The leaf area of tobacco plants was measured with an LI-3100 area meter (LI-COR Inc., Lincoln, NE, USA). For calculation of LMA, the leaves were punched using a 1.6 cm diameter-cork border. The leaves were punched-off with 6 holes per leaf with no vein, and the punched-off leaves were weighed. LMA was calculated using the following formula: $\mathrm{LMA}=\frac{\mathrm{LM}}{\mathrm{A}}$, where LM is the leaf mass of punched-leaf (mg) and A is the area of punched-leaf (cm²) according to the following mathematical function: $\mathrm{A}={\mathsf{\pi }\mathrm{r}}^2$ (r = ½, d = 0.8 cm; π = 3.14).

4.7. Light Microscopy

The procedures were modified from a previously reported method [47]. Tissues were fixed in 2.5% glutaraldehyde (v/v in a 0.1 M phosphate buffer) at pH 7.2 in the presence of 4% sucrose (w/v) for 24 h. After three rinses (30 min, each) with the above buffer, the tissues were dehydrated in gradient concentrations of alcohol, transferred to propylene oxide, and embedded in historesin. Semi-thin sections (2.5 µm) prepared using an ultra-microtome were collected on glass slides, and the periodic acid–Schiff (PAS) polysaccharide-specific reaction was performed. A PAS-positive reaction shows a red color. Sections for staining were first plunged in 1% periodic acid (w/v) for 30 min, in Schiff’s reagent for 40 min, and finally in 5% sodium bisulfite (w/v) for 35 min. The sections were then rinsed in distilled water, dried on a warm plate, and mounted in Histomount. Negative control was performed by omitting the oxidation step with periodic acid, and it was observed with a light microscope (Axioskop 2, Carl Zeiss, Oberkochen, Germany).

4.8. Statistical Analysis

The results are expressed as mean  ±  standard deviation. Significant differences between multiple groups were determined using Tukey’s test. p  <  0.05 indicates significant differences.

5. Conclusions

Antisense expression of apple MdTFL1 gene in tobacco promoted early flowering by repressing its function as a floral repressor, which resulted in reducing the duration of vegetative phase in Arabidopsis, suggesting that its function as a floral promoter was conserved in plants. MdTFL1 is known to control the expression level of genes involved in controlling flowering, leading to disturbing the balance of endogenous FT paralogs, including floral inducers and inhibitors. Our results showed that the antisense expression of MdTFL1 induced upregulation of multiple flower meristem identity genes, such as NtSOC1, NFL, NtAP1, and NtFTs, and downregulation of vegetative axillary meristems NtCEN and NtCCDs mediating the biosynthesis of Strigolactones (SLs).
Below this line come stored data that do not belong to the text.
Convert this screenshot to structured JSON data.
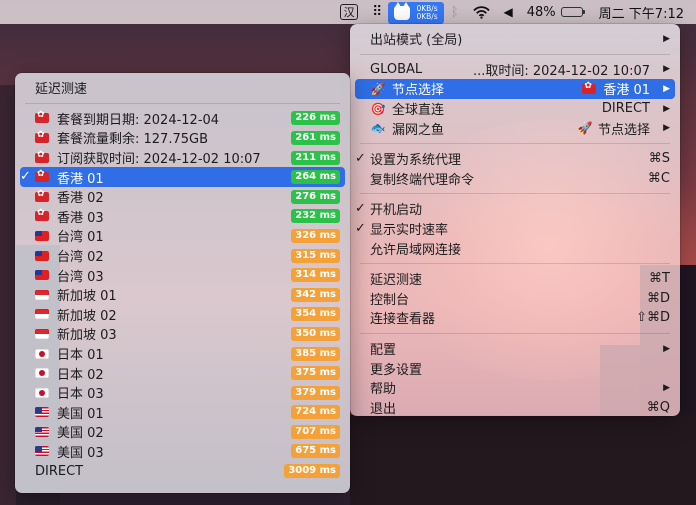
{
  "menubar": {
    "ime_label": "汉",
    "speed_up": "0KB/s",
    "speed_down": "0KB/s",
    "battery_percent": "48%",
    "battery_level": 0.48,
    "datetime": "周二 下午7:12"
  },
  "main_menu": {
    "outbound_mode": "出站模式 (全局)",
    "global_label": "GLOBAL",
    "fetch_time": "...取时间: 2024-12-02 10:07",
    "proxy_groups": [
      {
        "icon": "rocket-icon",
        "label": "节点选择",
        "value": "香港 01",
        "value_flag": "hk-flag-icon",
        "highlighted": true
      },
      {
        "icon": "target-icon",
        "label": "全球直连",
        "value": "DIRECT",
        "highlighted": false
      },
      {
        "icon": "fish-icon",
        "label": "漏网之鱼",
        "value": "节点选择",
        "value_icon": "rocket-icon",
        "highlighted": false
      }
    ],
    "set_system_proxy": {
      "label": "设置为系统代理",
      "shortcut": "⌘S",
      "checked": true
    },
    "copy_terminal_cmd": {
      "label": "复制终端代理命令",
      "shortcut": "⌘C"
    },
    "start_at_login": {
      "label": "开机启动",
      "checked": true
    },
    "show_speed": {
      "label": "显示实时速率",
      "checked": true
    },
    "allow_lan": {
      "label": "允许局域网连接",
      "checked": false
    },
    "latency_test": {
      "label": "延迟测速",
      "shortcut": "⌘T"
    },
    "dashboard": {
      "label": "控制台",
      "shortcut": "⌘D"
    },
    "conn_viewer": {
      "label": "连接查看器",
      "shortcut": "⇧⌘D"
    },
    "config": {
      "label": "配置"
    },
    "more_settings": {
      "label": "更多设置"
    },
    "help": {
      "label": "帮助"
    },
    "quit": {
      "label": "退出",
      "shortcut": "⌘Q"
    }
  },
  "sub_menu": {
    "title": "延迟测速",
    "items": [
      {
        "flag": "hk",
        "label": "套餐到期日期:  2024-12-04",
        "latency": "226 ms",
        "status": "good",
        "selected": false
      },
      {
        "flag": "hk",
        "label": "套餐流量剩余:  127.75GB",
        "latency": "261 ms",
        "status": "good",
        "selected": false
      },
      {
        "flag": "hk",
        "label": "订阅获取时间:  2024-12-02 10:07",
        "latency": "211 ms",
        "status": "good",
        "selected": false
      },
      {
        "flag": "hk",
        "label": "香港 01",
        "latency": "264 ms",
        "status": "good",
        "selected": true
      },
      {
        "flag": "hk",
        "label": "香港 02",
        "latency": "276 ms",
        "status": "good",
        "selected": false
      },
      {
        "flag": "hk",
        "label": "香港 03",
        "latency": "232 ms",
        "status": "good",
        "selected": false
      },
      {
        "flag": "tw",
        "label": "台湾 01",
        "latency": "326 ms",
        "status": "warn",
        "selected": false
      },
      {
        "flag": "tw",
        "label": "台湾 02",
        "latency": "315 ms",
        "status": "warn",
        "selected": false
      },
      {
        "flag": "tw",
        "label": "台湾 03",
        "latency": "314 ms",
        "status": "warn",
        "selected": false
      },
      {
        "flag": "sg",
        "label": "新加坡 01",
        "latency": "342 ms",
        "status": "warn",
        "selected": false
      },
      {
        "flag": "sg",
        "label": "新加坡 02",
        "latency": "354 ms",
        "status": "warn",
        "selected": false
      },
      {
        "flag": "sg",
        "label": "新加坡 03",
        "latency": "350 ms",
        "status": "warn",
        "selected": false
      },
      {
        "flag": "jp",
        "label": "日本 01",
        "latency": "385 ms",
        "status": "warn",
        "selected": false
      },
      {
        "flag": "jp",
        "label": "日本 02",
        "latency": "375 ms",
        "status": "warn",
        "selected": false
      },
      {
        "flag": "jp",
        "label": "日本 03",
        "latency": "379 ms",
        "status": "warn",
        "selected": false
      },
      {
        "flag": "us",
        "label": "美国 01",
        "latency": "724 ms",
        "status": "warn",
        "selected": false
      },
      {
        "flag": "us",
        "label": "美国 02",
        "latency": "707 ms",
        "status": "warn",
        "selected": false
      },
      {
        "flag": "us",
        "label": "美国 03",
        "latency": "675 ms",
        "status": "warn",
        "selected": false
      },
      {
        "flag": "",
        "label": "DIRECT",
        "latency": "3009 ms",
        "status": "warn",
        "selected": false
      }
    ]
  },
  "colors": {
    "highlight": "#2f6ee6",
    "good": "#2cc24a",
    "warn": "#f5a13a",
    "menubar_app": "#3478f6"
  }
}
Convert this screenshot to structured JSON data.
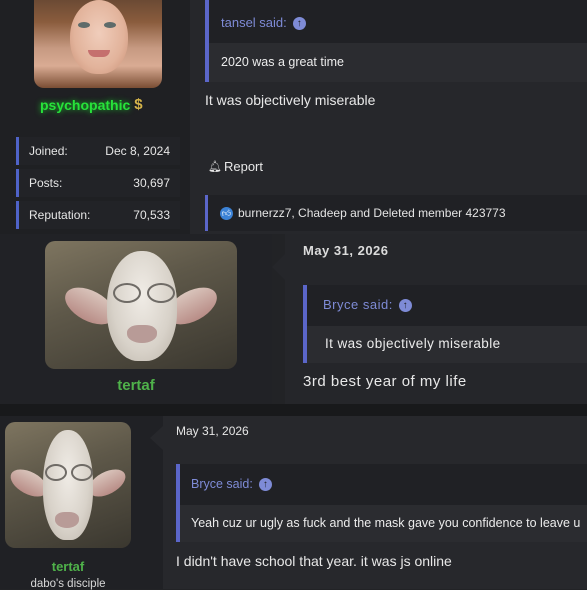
{
  "post1": {
    "username": "psychopathic",
    "badge_icon": "dollar-icon",
    "stats": [
      {
        "label": "Joined:",
        "value": "Dec 8, 2024"
      },
      {
        "label": "Posts:",
        "value": "30,697"
      },
      {
        "label": "Reputation:",
        "value": "70,533"
      }
    ],
    "quote_author": "tansel said:",
    "quote_text": "2020 was a great time",
    "body": "It was objectively miserable",
    "report_label": "Report",
    "reactions": "burnerzz7, Chadeep and Deleted member 423773"
  },
  "post2": {
    "username": "tertaf",
    "date": "May 31, 2026",
    "quote_author": "Bryce said:",
    "quote_text": "It was objectively miserable",
    "body": "3rd best year of my life"
  },
  "post3": {
    "username": "tertaf",
    "user_title": "dabo's disciple",
    "date": "May 31, 2026",
    "quote_author": "Bryce said:",
    "quote_text": "Yeah cuz ur ugly as fuck and the mask gave you confidence to leave u",
    "body": "I didn't have school that year. it was js online"
  },
  "colors": {
    "accent": "#5b66c9",
    "username_green": "#27e23a",
    "tertaf_green": "#4fb24a"
  }
}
Another key finding was the distinctive phenotypic changes of overall plant architecture observed in lateral shoot outgrowth, influencing leaf and flower morphology and reproductive organs in transgenic plants. These results indicated that when modern genetic engineering was applied for breeding, besides achieving the already-known desired traits, there might be traits unknown that might appear. Thus, it is necessary to consider based on the well-known knowledge indicated by previous studies, and further studies should also be conducted. Our findings further extend the knowledge of shortened breeding, and we propose that these could be used in approaches for the improvement of plant architecture.